Wind turbines are crucial for addressing climate change, but when they’ve reached the end of their lives, turbine blades could add up to a lot of waste. Now new research, published in Nature, could represent a first step toward building renewable-energy infrastructure that doesn’t end up in a landfill.
Wind turbine blades need to be tough to be useful. These workhorses of renewable energy last for decades, frequently spinning around up to 30 times each minute.
But when it’s time to decommission one, a wind turbine’s strength can become a weakness. Because the blades are designed to be so durable, the materials used to build them can’t currently be recycled. And about 43 million tons of these blades will be decommissioned by 2050.
The new work describes a way to recover the main components of wind turbine blades, breaking down the plastic that holds them together without destroying the material’s primary building blocks.
“We need sustainable energy, but we also have to consider the waste, and we have to find solutions for that,” says Alexander Ahrens, a postdoctoral researcher at Aarhus University in Denmark and the lead author of the new study.
Wind turbine blades are made with strong plastic called epoxy resin. Because of the chemical bonds created when epoxy resin solidifies, it can’t be melted and squished into a new shape to be reused, like the plastic that makes up water bottles or milk jugs. In this case, fibers are also mixed into the resin for extra strength. This kind of reinforced material—called fiberglass when the supporting fibers are made using glass—is often used for high-intensity applications like airplane wings and boats.
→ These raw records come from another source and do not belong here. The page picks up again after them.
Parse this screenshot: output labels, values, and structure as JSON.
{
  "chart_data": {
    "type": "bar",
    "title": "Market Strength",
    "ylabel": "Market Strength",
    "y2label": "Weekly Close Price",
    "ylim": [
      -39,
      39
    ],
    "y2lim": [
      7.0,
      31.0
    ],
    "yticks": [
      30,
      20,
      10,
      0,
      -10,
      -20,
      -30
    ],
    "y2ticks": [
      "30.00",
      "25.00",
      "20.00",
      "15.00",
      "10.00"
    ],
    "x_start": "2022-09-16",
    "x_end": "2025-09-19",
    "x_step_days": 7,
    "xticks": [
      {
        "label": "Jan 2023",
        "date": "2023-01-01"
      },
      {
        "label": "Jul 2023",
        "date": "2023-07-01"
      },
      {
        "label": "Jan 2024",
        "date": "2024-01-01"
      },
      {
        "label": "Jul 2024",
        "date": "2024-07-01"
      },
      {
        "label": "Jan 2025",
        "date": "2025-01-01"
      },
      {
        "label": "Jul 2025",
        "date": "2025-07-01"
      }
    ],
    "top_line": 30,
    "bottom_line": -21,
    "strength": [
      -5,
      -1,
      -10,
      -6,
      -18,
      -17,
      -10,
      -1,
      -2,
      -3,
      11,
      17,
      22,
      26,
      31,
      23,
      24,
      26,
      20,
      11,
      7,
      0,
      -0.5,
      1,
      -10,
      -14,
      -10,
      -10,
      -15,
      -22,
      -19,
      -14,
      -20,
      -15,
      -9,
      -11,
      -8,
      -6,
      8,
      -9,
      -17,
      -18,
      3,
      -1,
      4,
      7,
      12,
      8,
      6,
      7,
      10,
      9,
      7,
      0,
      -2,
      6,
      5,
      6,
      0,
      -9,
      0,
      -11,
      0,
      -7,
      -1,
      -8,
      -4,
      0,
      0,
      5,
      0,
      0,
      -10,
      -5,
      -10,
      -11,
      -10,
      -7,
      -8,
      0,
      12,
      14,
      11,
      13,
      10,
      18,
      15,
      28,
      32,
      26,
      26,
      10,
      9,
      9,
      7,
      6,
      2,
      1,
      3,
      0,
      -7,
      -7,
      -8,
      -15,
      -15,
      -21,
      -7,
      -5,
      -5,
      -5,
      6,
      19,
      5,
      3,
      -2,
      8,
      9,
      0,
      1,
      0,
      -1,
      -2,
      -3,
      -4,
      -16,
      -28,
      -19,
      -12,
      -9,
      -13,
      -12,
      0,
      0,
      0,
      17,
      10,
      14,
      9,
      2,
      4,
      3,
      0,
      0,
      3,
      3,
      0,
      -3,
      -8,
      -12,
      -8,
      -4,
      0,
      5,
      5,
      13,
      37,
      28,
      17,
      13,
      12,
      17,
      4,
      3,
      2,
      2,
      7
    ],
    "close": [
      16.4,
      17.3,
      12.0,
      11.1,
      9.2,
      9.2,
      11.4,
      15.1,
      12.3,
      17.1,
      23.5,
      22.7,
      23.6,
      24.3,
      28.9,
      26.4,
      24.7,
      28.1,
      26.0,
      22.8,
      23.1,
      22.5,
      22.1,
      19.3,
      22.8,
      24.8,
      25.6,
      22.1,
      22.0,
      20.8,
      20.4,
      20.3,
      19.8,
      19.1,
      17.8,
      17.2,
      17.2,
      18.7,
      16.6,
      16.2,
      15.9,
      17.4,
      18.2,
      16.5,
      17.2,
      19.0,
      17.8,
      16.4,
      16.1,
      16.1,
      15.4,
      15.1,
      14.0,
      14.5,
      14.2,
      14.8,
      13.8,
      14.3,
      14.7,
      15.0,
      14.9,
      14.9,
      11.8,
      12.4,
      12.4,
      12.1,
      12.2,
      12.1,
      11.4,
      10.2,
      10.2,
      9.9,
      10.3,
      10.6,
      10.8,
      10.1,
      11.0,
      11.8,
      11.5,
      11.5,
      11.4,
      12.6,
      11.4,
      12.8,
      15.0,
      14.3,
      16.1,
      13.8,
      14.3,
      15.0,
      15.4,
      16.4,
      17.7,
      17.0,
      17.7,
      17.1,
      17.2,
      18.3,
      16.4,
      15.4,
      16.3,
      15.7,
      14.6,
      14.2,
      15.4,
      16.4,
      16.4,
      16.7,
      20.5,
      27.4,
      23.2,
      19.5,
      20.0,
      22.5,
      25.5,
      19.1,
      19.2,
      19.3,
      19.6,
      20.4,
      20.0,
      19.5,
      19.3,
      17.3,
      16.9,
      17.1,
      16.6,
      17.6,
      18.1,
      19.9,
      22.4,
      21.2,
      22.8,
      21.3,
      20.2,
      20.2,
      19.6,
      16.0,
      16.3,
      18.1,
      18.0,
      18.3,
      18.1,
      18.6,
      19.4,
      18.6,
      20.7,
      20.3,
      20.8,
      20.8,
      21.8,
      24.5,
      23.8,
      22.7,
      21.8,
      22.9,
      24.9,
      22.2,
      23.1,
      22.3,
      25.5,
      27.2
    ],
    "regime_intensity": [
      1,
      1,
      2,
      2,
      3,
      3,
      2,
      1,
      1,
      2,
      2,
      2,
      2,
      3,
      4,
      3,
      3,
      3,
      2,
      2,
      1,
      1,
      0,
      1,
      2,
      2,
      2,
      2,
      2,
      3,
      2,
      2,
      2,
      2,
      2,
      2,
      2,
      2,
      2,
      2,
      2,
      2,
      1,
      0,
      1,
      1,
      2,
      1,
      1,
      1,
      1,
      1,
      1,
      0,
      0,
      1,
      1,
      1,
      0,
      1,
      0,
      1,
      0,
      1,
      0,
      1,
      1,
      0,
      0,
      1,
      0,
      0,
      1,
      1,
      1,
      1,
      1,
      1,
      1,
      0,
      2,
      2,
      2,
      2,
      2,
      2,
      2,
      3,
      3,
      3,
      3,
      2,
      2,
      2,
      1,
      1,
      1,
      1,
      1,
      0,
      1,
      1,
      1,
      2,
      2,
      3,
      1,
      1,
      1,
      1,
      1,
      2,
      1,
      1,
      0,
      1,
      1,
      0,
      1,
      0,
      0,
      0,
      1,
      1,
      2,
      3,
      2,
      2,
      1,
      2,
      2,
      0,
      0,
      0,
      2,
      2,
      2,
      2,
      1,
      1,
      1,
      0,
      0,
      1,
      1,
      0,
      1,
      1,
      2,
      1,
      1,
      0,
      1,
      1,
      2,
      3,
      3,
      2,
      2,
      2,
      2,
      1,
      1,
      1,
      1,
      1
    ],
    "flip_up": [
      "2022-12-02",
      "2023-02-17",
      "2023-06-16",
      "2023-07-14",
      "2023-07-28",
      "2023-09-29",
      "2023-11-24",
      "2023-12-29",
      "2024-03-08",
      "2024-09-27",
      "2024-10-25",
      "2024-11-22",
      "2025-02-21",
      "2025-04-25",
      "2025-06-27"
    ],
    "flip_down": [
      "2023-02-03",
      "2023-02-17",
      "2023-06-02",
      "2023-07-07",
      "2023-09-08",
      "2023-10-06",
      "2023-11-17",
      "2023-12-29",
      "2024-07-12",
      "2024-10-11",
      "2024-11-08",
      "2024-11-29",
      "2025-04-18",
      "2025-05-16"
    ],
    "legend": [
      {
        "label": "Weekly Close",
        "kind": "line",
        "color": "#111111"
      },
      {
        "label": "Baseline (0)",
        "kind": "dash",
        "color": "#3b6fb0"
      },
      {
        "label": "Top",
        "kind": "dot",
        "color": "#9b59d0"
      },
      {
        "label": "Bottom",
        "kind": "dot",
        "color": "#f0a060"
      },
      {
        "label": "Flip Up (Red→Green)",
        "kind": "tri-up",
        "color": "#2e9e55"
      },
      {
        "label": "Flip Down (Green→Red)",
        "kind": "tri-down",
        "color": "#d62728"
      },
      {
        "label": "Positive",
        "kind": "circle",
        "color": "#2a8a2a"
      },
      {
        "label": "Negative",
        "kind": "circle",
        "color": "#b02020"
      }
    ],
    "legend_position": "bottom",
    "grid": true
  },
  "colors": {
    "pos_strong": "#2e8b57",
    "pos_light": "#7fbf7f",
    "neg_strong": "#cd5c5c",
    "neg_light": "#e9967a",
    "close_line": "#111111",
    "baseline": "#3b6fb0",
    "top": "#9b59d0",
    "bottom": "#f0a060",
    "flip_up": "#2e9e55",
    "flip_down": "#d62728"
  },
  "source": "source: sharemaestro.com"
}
“Because these materials are so durable, there’s not really right now a technology that is fit for recycling them,” Ahrens says.
Some methods do exist for breaking down fiberglass, but these approaches usually render the epoxy portion unusable and often damage the glass fibers as well. The researchers at Aarhus set out to develop a method gentle enough to let the main components be used again.
The resulting approach takes aim at chemical bonds that lock the plastic into place and “chews them up like Pac-Man—just chews up the epoxy and liberates those glass fibers,” says Troels Skrydstrup, a professor of chemistry at Aarhus and another author of the new study.
To break down the epoxy materials, researchers submerged them in a mixture of solvents and added a catalyst, which helped accelerate the chemical reaction. They heated everything up to 160 °C (320 °F) for between 16 hours and several days, until the target material was fully broken down.
After some initial tests, the researchers used their method to chew up a one-inch-square chunk of a wind turbine blade. After six days, the result was nearly spotless glass fibers (and a supporting metal sheet that runs through most turbine blades) and vials of ingredients that could be used again in new materials.
This is the first time that researchers have been able to break down a reinforced epoxy material to recover both the plastic’s building blocks and the glass fibers inside without damaging either, Skrydstrup says.
While this process was able to chew up materials in the lab, it could be difficult to pull off at large enough scale to make a dent in the millions of tons of wind turbines coming out of service in the next few decades. “I think what’s important is that it shows a proof of concept that may inspire others to start looking in this direction,” Skrydstrup says.
Proof-of-concept research is key in chemical recycling, and this approach is “really exciting,” especially because the researchers demonstrated that it works on real waste, says Julie Rorrer, a professor at the University of Washington who studies chemical recycling.
The next stage, Rorrer says, would be figuring out how this could work on an industrial scale, or determining what would need to be adjusted so the process could be quick and efficient enough to be economical.
One of the possible roadblocks to commercial operation is that the catalyst used in the researchers’ recycling method relies on an expensive metal called ruthenium. The researchers were using a lot of this metal, and though it doesn’t get used up during the reaction, it could be difficult to recover and use again.
There may be other methods better suited to recycling turbine blades in industry. Skrydstrup’s lab has developed another process that also breaks down turbine blades, which was referenced in a press release earlier this year by the wind turbine maker Vestas.
Skrydstrup says that approach is a two-part process and might be more feasible to run at commercial scale, though the researchers declined to give specific details because they’re working to submit the results to scientific journals.
These are just two of the many approaches being developed in advanced recycling. There’s been a huge boom in research on ways to clean up all sorts of materials, from single-use plastics to wind turbines, Rorrer says, and for good reason: “There’s valuable things in trash.”